With the book business flat for years, "the challenge for publishers is to find new ways to exploit material they already have, to tap into an entirely new source of revenue beyond book sales," Craig said.
For big-name and obscure authors, new approaches to turning books into movies could also be very attractive.
Currently, agents sell book and film rights to a manuscript separately, often at different times. But Dean Koontz, for example, sold the film rights for his latest thriller, "The Husband," to the Random House-Focus partnership because he was encouraged by the filmmaker's "courtesy and respect" in adapting his novel.
"I haven't had that experience on previous adaptations of my books, to say the least," he said.
For less well-known authors, the partnership offers the chance of a deal for a small but worthy book that might otherwise be ignored by Hollywood -- and selling film rights early often boosts foreign sales as well.
Mining for Hollywood gold in a New York-made bestseller is an old quest. So is "synergy," that widely derided concept that large conglomerates with publishing, movie and TV arms could profit from sharing content across divisions.
Critics
Critics of the synergy model say compelling a book publisher and a movie division to work together by corporate decree is unworkable, because they do not share the same priorities and may as well be on different planets.

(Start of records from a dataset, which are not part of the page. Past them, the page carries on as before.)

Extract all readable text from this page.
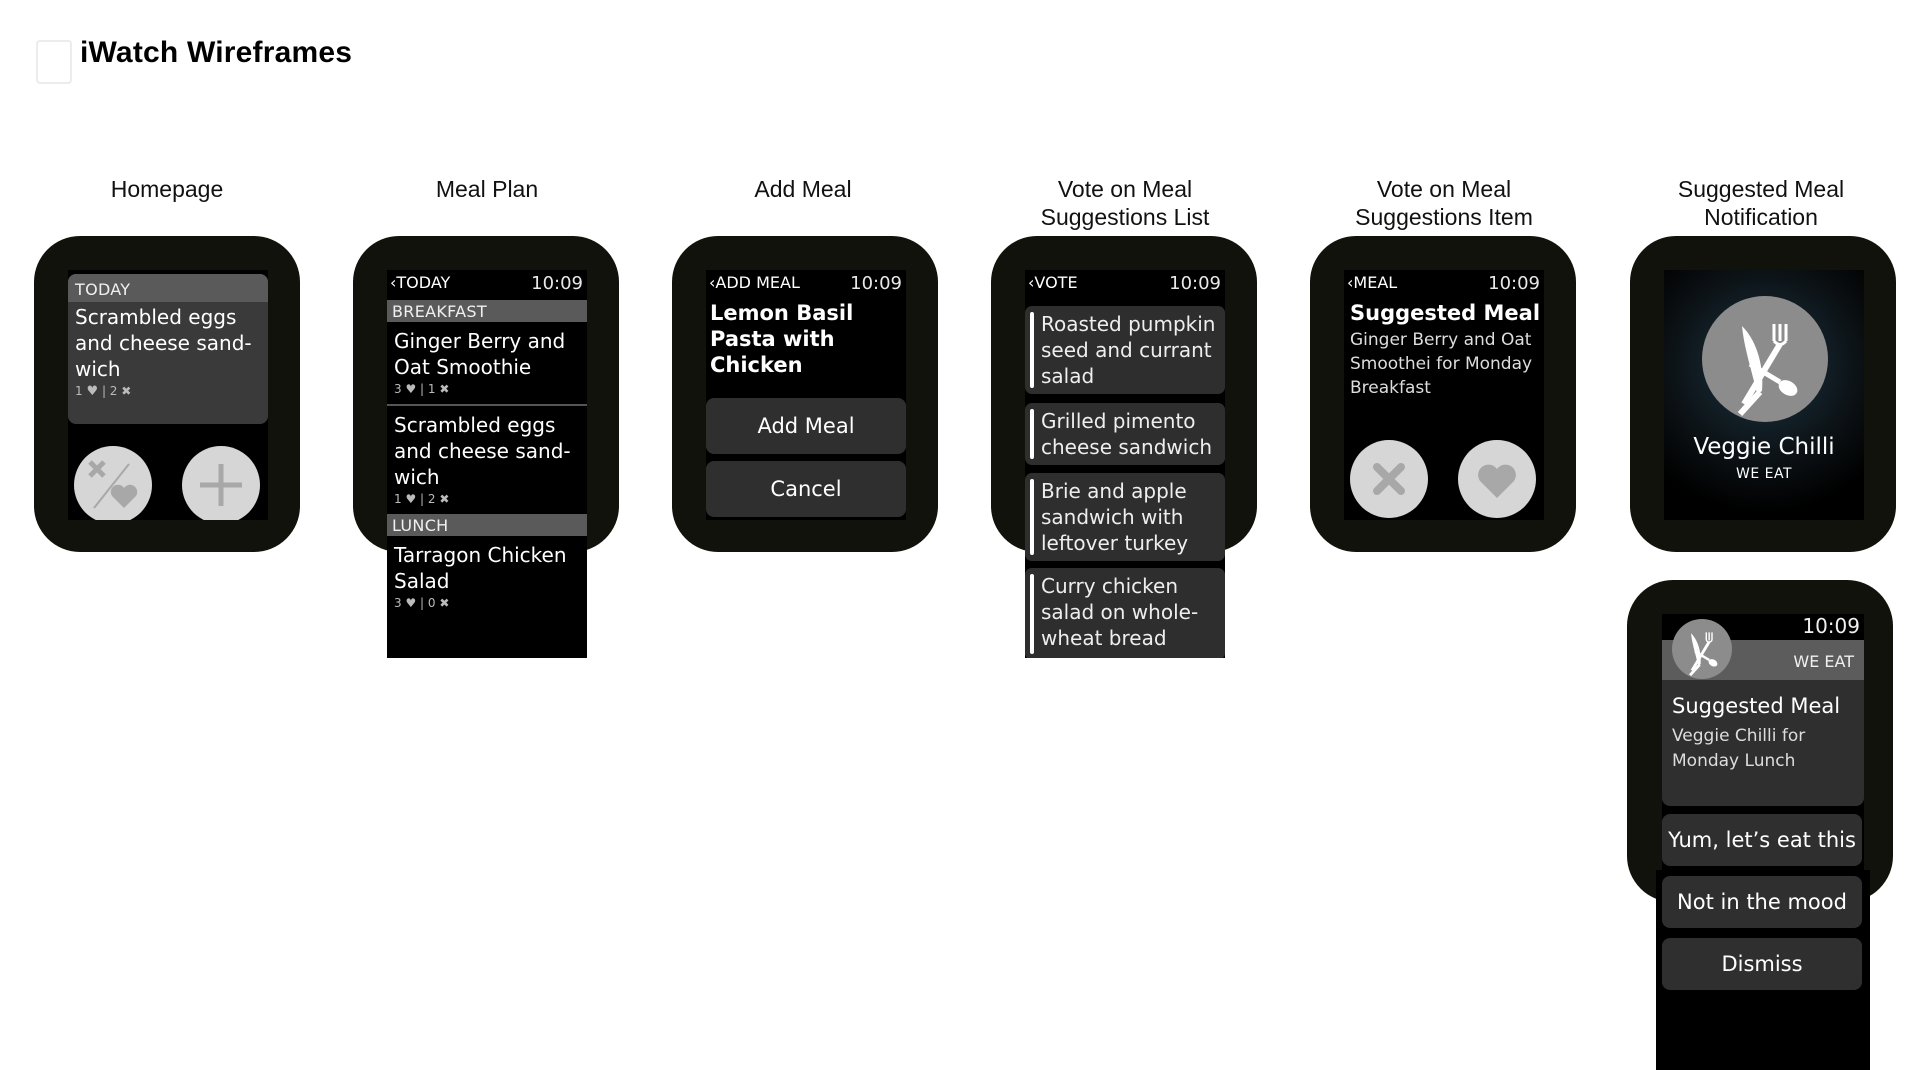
iWatch Wireframes
Homepage	Meal Plan	Add Meal	Vote on Meal
Suggestions List
Vote on Meal
Suggestions Item
Suggested Meal
Notification
TODAY
Scrambled eggs and cheese sand-wich
1 ♥ | 2 ✖
‹TODAY	10:09
BREAKFAST
Ginger Berry and Oat Smoothie
3 ♥ | 1 ✖
Scrambled eggs and cheese sand-wich
1 ♥ | 2 ✖
LUNCH
Tarragon Chicken Salad
3 ♥ | 0 ✖
‹ADD MEAL	10:09
Lemon Basil Pasta with Chicken
Add Meal
Cancel
‹VOTE	10:09
Roasted pumpkin seed and currant salad
Grilled pimento cheese sandwich
Brie and apple sandwich with leftover turkey
Curry chicken salad on whole-wheat bread
‹MEAL	10:09
Suggested Meal
Ginger Berry and Oat Smoothei for Monday Breakfast
Veggie Chilli
WE EAT
10:09
WE EAT
Suggested Meal
Veggie Chilli for Monday Lunch
Yum, let’s eat this
Not in the mood
Dismiss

Others say a culture clash is inevitable: If Big Apple publishers have movie envy, their West Coast rivals are equally uncomfortable with New York literati.

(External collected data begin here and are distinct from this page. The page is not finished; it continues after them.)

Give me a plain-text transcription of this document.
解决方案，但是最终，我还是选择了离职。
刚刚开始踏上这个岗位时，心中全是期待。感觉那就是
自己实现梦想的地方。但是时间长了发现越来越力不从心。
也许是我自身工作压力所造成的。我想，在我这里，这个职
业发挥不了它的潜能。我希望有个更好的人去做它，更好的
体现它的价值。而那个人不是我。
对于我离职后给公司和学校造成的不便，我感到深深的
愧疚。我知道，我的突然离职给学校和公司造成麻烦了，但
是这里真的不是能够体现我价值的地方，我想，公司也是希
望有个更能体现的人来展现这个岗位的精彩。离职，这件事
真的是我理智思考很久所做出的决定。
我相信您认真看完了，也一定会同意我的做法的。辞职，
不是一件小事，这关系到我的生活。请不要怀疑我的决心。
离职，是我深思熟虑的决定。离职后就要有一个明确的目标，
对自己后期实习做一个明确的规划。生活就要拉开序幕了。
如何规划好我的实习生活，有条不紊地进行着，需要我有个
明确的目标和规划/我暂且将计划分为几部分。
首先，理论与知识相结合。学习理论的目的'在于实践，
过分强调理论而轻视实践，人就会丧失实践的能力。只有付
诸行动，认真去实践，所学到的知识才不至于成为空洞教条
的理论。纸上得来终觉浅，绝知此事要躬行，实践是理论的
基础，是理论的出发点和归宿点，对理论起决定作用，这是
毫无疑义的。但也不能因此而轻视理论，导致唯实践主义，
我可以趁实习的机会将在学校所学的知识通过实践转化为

"There's publishing fear in Hollywood," said Amy Schiffman, an agent who handles book-to-movie deals for the Los Angeles-based Gersh Agency. "Some people on the West Coast are intimidated by those in the New York book business. They think publishers know something that they don't know -- that they're smart, and more intellectual, that they really understand the written word better than others do."
To bridge the gap, Hollywood used to rely on a small army of New York-based scouts to tip them off to books that might be turned into movies. Although scouts are still influential, the playing field has been transformed in recent years by the emergence of specialized agents like Schiffman. Based mainly in Los Angeles, they broker the sale of film rights and are equally at home in the book and movie worlds.
Publishers are under no illusion that these agents will be losing power any time soon. But the new ventures coming out of New York publishing houses suggest the book world has a few cards of its own to play.